A few years ago, I had a case—which ultimately went to trial—against a very well-known and respected plaintiff attorney in Green Bay. At the final pre-trial, we were in a hot dispute over an expert disclosure, with motions, affidavits and a series of emails placed before the judge for his consideration and ruling. The judge ultimately looked at the two of us and said, “You two are in a pissing match,” and made it clear he did not appreciate the level of tension (bordering on incivility) which had in his view unnecessarily arisen. After we returned to our offices, one of us (I truly cannot recall which one of us) reached out to the other by email with a brief apology, which led to a broader discussion, multiple mea culpas and an olive branch: we decided to have beers together in the near future, which we did. This was a game changer. This attorney and I still get into tangles on occasion, but the level of civility always remains. We took the steps to see each other as human beings beyond “opponent,” and that has made a big difference for us and, I believe, has not hurt our clients one bit. 

I would like to see our profession continue to make strides to build bridges versus fortresses, to see each other as human beings doing our jobs to the best of our ability and not as evil forces which must be struck down at every step. A few years ago, the Wisconsin Association for Justice (plaintiff’s bar) Women’s Caucus reached out to WDC leadership to invite defense counsel to attend their yearly Retreat and Seminar.
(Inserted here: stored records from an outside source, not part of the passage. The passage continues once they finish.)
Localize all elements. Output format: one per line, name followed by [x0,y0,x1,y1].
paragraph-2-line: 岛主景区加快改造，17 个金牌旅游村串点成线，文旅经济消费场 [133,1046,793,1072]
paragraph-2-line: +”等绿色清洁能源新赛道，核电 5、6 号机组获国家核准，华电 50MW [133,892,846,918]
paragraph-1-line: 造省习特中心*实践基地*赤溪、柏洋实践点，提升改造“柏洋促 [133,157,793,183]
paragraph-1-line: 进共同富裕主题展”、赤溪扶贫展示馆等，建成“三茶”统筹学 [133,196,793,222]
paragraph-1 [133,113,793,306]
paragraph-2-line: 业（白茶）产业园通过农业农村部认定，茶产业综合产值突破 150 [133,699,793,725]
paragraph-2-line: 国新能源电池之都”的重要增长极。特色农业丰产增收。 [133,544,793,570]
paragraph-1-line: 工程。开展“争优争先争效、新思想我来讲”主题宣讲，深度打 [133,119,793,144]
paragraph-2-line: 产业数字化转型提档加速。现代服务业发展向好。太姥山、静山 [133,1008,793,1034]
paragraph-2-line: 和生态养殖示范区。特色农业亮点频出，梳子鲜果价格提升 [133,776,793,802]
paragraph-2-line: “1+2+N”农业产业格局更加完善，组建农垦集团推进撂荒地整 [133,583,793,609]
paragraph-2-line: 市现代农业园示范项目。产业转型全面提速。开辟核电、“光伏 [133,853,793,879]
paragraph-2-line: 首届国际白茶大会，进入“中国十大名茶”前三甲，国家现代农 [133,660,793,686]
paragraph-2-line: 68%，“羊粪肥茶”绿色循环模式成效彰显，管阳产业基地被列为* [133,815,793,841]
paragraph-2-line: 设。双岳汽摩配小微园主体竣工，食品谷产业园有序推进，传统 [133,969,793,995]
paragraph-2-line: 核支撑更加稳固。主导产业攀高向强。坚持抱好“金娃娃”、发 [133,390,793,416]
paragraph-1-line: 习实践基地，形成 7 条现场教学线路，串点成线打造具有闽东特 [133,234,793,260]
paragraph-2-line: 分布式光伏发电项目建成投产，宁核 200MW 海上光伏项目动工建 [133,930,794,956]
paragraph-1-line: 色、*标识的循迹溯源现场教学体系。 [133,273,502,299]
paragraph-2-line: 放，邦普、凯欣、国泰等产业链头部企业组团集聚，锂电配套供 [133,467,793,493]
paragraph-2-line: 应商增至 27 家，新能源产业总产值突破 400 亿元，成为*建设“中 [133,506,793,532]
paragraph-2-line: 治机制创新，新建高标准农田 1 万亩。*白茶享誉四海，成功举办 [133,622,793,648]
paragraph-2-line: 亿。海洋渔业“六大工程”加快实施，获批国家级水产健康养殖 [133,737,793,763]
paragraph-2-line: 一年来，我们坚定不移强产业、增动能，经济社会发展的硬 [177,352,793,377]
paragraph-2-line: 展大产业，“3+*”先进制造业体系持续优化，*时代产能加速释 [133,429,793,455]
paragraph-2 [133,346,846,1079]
The event takes place on a Thursday afternoon and Friday morning with an overnight stay at Sundara Inn & Spa in the Dells and includes CLE, keynote speakers, dinner, cocktails, and get-to-know-you activities (such as pizza making). Over the years several defense counsel—myself included—have taken advantage of this generous invitation to join many of our plaintiff attorney colleagues at this event. We have been asked to participate in panel discussions with our plaintiff attorney counterparts, topics of which have included—paraphrasing—“What does the other side do that bugs you and why?” This has led to many spirited discussions and, I believe, a better understanding of each other. Ever since attending this event, whenever I get a new case and opposing counsel is somebody I have met at this event, I find the case flows much more smoothly. We have reached out and gotten to know the other side and, although we will always have professional disputes and disagreements, we can do so civilly because we see the other side as human beings with challenges and stresses similar to our own. 
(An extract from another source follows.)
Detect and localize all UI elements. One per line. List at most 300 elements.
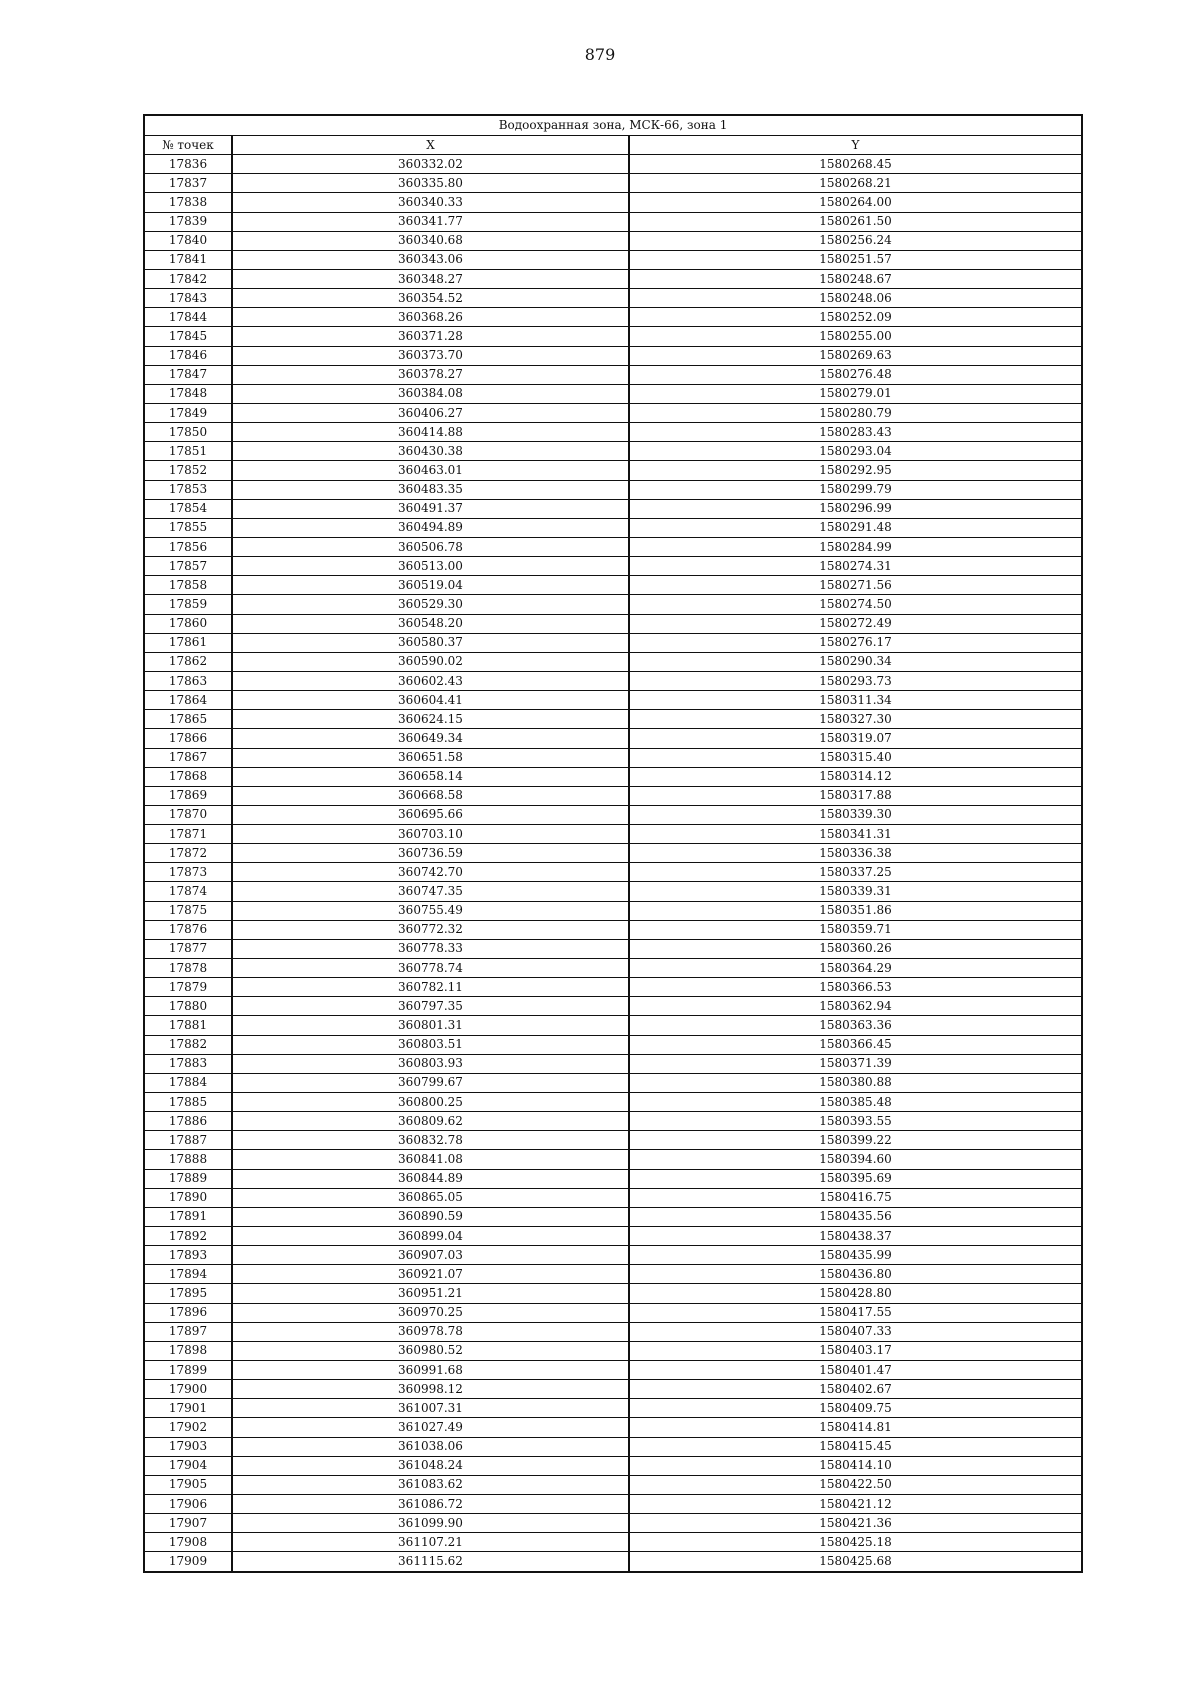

To me, this is the way. It is a long career, but a short life. Why create unnecessary stress and antagonism when, working cooperatively, professionally, and civilly, we can all still do great work by our clients and maybe sleep a little better at night?

Author Biography: 

Heather Nelson is President and Shareholder of Everson, Whitney, Everson & Brehm, S.C., in Green Bay.  She currently serves as WDC President, having served on the Board of Directors and Executive Committee as well.  Heather is an experienced trial attorney, having successfully tried cases before juries in state and federal courts throughout Wisconsin and Illinois.  She obtained her J.D. from DePaul University College of Law in Chicago and launched her legal career in the Chicago area.  Heather became licensed to practice law in Wisconsin in 2000, defending cases in both Illinois and Wisconsin. Joining The Everson Law Firm in 2016 brought Heather back home to her Green Bay roots. Heather has been active in presenting CLE topics at WDC conferences, for the State Bar of Wisconsin, and at the North Central Region Trial Academy. None of this impresses her rescue dog and best boy, Bear, who cares only about long walks, pond swims and tummy rubs.